Everything, Everywhere All that Once
Analyse du film : Everything, Everywhere All that Once de Daniel Scheinert et Daniel Kwan.
Au sein de la sphère des passionné.es, Everything Everywhere All that Once est dans toutes les bouches depuis plusieurs mois. Sorti le 25 mai dernier aux États-Unis, le film a totalisé près de 70 millions de dollars sur le territoire, et approche des 100 millions à travers le monde. Certes, rien de comparable à un Marvel, mais à sa propre échelle, c’est un véritable exploit qui a intrigué et dont la renommée n’a eu de cesse de grandir à l’aube de sa sortie française.
Evelyn Wang, une sino-américaine quinquagénaire, n’a plus aucun contrôle sur sa vie. Elle est empêtrée dans les impôts, sa fille qu’elle ne comprend plus lui présente sa copine, elle doit gérer son père venu de Chine et son mari lui demande le divorce. C’est à cet instant qu’elle se retrouve mêlée au multivers afin d’y affronter une force obscure. Alors qu’elle observe toutes les vies qu’elle aurait pu mener, elle doit sauver le monde et tenter de préserver sa famille.

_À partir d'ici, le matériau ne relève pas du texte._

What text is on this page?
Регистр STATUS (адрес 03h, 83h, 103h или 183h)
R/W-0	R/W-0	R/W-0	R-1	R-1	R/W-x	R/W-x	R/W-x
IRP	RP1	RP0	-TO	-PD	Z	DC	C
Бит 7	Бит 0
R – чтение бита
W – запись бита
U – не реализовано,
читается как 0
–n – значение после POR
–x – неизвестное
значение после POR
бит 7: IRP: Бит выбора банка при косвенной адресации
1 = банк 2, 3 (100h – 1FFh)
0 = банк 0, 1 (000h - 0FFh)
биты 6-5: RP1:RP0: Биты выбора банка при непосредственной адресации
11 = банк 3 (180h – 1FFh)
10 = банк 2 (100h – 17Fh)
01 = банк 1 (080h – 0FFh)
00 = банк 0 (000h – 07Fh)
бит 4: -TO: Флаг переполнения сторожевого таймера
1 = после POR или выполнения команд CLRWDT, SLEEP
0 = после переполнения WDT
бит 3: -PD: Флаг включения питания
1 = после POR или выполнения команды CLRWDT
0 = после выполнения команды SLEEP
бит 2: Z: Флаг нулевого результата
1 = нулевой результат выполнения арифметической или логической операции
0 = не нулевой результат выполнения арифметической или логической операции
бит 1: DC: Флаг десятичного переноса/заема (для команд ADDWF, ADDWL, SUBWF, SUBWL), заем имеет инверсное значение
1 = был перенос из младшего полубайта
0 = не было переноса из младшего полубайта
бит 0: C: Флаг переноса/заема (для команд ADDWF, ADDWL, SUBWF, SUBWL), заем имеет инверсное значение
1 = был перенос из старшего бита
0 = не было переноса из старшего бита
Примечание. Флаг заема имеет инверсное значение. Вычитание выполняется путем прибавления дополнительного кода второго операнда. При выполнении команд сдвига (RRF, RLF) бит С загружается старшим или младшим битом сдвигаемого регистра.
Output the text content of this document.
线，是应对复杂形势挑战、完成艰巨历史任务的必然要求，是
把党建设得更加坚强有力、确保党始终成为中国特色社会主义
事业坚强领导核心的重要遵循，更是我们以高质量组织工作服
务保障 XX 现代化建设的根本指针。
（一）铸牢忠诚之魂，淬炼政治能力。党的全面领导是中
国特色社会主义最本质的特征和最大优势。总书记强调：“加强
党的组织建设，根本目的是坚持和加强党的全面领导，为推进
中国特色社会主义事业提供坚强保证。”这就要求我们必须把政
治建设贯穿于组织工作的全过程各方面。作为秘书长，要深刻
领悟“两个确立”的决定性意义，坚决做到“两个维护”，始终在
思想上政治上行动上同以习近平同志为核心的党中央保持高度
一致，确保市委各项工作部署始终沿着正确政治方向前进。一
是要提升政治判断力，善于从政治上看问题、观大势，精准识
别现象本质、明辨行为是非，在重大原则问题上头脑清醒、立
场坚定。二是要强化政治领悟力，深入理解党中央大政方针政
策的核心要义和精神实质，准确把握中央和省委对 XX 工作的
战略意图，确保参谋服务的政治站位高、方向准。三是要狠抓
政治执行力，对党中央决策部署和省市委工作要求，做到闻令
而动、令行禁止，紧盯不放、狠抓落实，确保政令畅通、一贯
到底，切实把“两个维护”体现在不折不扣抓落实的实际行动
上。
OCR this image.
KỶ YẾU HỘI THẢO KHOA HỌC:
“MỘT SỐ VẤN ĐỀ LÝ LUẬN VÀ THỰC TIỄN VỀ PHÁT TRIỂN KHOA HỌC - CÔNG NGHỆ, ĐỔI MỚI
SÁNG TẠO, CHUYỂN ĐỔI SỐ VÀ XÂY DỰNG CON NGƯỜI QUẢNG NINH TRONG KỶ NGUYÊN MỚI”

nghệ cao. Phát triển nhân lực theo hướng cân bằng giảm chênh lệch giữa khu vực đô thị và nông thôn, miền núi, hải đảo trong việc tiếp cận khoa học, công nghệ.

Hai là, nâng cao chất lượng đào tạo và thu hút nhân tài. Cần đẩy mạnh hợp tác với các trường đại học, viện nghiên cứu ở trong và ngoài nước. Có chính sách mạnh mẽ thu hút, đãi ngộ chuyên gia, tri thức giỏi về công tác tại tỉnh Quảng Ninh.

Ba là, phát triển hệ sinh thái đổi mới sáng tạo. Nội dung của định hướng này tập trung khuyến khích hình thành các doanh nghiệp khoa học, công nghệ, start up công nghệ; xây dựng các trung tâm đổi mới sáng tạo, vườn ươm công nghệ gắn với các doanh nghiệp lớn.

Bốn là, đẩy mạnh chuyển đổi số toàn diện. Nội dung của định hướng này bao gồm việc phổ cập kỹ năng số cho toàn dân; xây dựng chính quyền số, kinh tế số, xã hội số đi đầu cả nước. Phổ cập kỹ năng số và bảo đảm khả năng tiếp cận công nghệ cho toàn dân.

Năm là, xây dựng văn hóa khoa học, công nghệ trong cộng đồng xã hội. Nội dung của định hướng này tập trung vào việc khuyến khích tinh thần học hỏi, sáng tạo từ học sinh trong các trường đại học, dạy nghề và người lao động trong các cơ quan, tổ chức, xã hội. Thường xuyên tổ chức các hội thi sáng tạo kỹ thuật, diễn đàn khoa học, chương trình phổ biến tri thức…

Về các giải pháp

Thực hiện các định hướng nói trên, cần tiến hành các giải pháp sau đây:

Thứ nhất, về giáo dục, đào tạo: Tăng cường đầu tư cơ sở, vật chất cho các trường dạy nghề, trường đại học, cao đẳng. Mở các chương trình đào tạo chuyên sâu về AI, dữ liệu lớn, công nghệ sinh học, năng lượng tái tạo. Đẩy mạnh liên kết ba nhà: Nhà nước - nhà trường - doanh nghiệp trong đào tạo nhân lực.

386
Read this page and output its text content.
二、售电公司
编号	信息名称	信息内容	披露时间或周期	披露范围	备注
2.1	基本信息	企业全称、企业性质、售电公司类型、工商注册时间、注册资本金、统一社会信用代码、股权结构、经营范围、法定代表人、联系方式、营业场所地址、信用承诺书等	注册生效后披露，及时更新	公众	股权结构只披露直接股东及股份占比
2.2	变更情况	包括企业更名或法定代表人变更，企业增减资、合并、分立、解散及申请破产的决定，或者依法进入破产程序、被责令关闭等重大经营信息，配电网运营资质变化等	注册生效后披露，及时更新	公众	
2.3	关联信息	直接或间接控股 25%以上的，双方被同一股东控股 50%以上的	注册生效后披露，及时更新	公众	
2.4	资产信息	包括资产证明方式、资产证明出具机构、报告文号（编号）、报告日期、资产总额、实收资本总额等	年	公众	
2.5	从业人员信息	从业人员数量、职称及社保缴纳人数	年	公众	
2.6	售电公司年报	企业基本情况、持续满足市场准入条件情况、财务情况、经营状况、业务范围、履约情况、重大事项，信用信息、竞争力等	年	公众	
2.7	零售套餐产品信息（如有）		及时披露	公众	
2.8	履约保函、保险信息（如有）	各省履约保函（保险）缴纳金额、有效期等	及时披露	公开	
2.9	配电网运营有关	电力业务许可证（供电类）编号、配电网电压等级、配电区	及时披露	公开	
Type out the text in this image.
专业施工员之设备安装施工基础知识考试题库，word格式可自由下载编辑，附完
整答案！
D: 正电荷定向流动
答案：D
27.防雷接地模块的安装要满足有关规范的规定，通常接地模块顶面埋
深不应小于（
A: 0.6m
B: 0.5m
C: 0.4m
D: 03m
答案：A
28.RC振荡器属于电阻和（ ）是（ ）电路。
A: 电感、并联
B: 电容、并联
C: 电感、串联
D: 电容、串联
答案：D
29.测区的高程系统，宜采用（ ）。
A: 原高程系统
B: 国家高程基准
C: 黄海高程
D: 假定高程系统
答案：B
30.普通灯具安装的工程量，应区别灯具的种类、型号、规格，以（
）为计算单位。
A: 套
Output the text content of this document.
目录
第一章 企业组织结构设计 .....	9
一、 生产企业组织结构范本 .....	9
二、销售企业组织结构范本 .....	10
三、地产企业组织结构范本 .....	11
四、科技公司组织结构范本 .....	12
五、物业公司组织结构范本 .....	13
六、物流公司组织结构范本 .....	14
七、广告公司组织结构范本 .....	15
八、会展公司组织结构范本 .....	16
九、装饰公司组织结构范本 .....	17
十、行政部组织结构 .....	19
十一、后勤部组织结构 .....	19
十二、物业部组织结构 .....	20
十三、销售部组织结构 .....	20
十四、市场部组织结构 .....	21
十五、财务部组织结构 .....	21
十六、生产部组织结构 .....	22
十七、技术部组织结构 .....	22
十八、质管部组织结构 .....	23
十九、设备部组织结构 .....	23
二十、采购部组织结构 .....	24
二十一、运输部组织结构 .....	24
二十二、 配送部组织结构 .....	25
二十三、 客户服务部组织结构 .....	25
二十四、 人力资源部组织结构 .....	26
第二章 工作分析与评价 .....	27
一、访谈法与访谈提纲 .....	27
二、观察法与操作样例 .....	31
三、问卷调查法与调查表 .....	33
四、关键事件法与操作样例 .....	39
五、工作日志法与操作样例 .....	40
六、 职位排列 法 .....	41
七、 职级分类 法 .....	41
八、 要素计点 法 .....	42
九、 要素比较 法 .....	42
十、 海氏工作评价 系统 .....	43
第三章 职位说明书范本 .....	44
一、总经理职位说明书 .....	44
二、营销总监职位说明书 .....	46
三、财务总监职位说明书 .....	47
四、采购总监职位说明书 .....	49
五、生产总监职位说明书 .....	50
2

Everything Everywhere All that Once est une chronique familiale, un film de science-fiction teinté d’arts-martiaux, une comédie absurde, un film noir américain, un film de gangsters, un film sur la maffia,… C’est une œuvre si riche, si extravagante, si farfelue, qu’elle en devient indéfinissable. Elle mélange un nombre impressionnant de genres pour se livrer à tous les délires qui sont passés par la tête de ses auteurs et qui les autorise à un mélange des genres sans retenue. Mille idées s’enchaînent à la minute, d’une trouvaille de montage à une réplique absurde en passant par un gag délirant, le tout au sein d’images qui ne cessent de changer de format.
En ne se privant de rien, le film se dessine comme une jonction de toutes les inspirations, allant de Matrix à 2001, L’Odyssée de l’espace en passant par The Mask, In the mood for love, tout en rendant hommage au style Wu Tang (catégorie de films d’arts-martiaux chinois). Plus qu’un long-métrage, on est face à une expérience de ce qu’autorise le cinéma à la fois en termes de mise en scène – le montage éclaté, l’utilisation d’un environnement comme croisement des genres – et en termes de narration avec la mise en pratique des mondes parallèles
Une expérience qu’il est difficile d’analyser tant le métrage ne nous laisse jamais le temps de respirer. On est dans « un tambour de machine à laver qui ne nous recrachera qu’à la toute fin ». On ne saisit pas tout, on ne comprend pas tout au milieu d’une foule d’informations de ce film assurément grisant, volontairement épuisant.
OFNI (objet filminique non identifié) et film le plus fou de l’année, Everything Everywhere All that Once prend la forme d’un pot-pourri pop culturel toujours déférent et respectueux de ses modèles.
Everything Everywhere All that Once fait partie de ces types de films à la proposition de cinéma étonnante. La configuration narrative morcelée du long-métrage parait être totalement singulière, puisque le récit se situe dans cinq à six espace-temps différents interconnectés – le fameux « Multivers » –.
Les deux réalisateurs et scénaristes organisent avec une rigueur mathématique les différents embranchements des univers qu’ils explorent. Chapitré en trois parties, le film se résume à un graphique: la première partie Everything est tout en verticalité, puisque Evelyn prend conscience du multivers et l’exploite selon des règles établis pour survivre à ses ennemis. La deuxième partie, Everywhere, consacre son temps à expliciter les conséquences directes des choix du protagoniste de tous les univers et leur donner une autonomie émotionnelle. Enfin, All that Once évoque l’harmonie, la diagonale équidistante entre abscisse et ordonnée, la voie de la paix avec soi-même au sein de toutes les configurations choisies par Evelyn.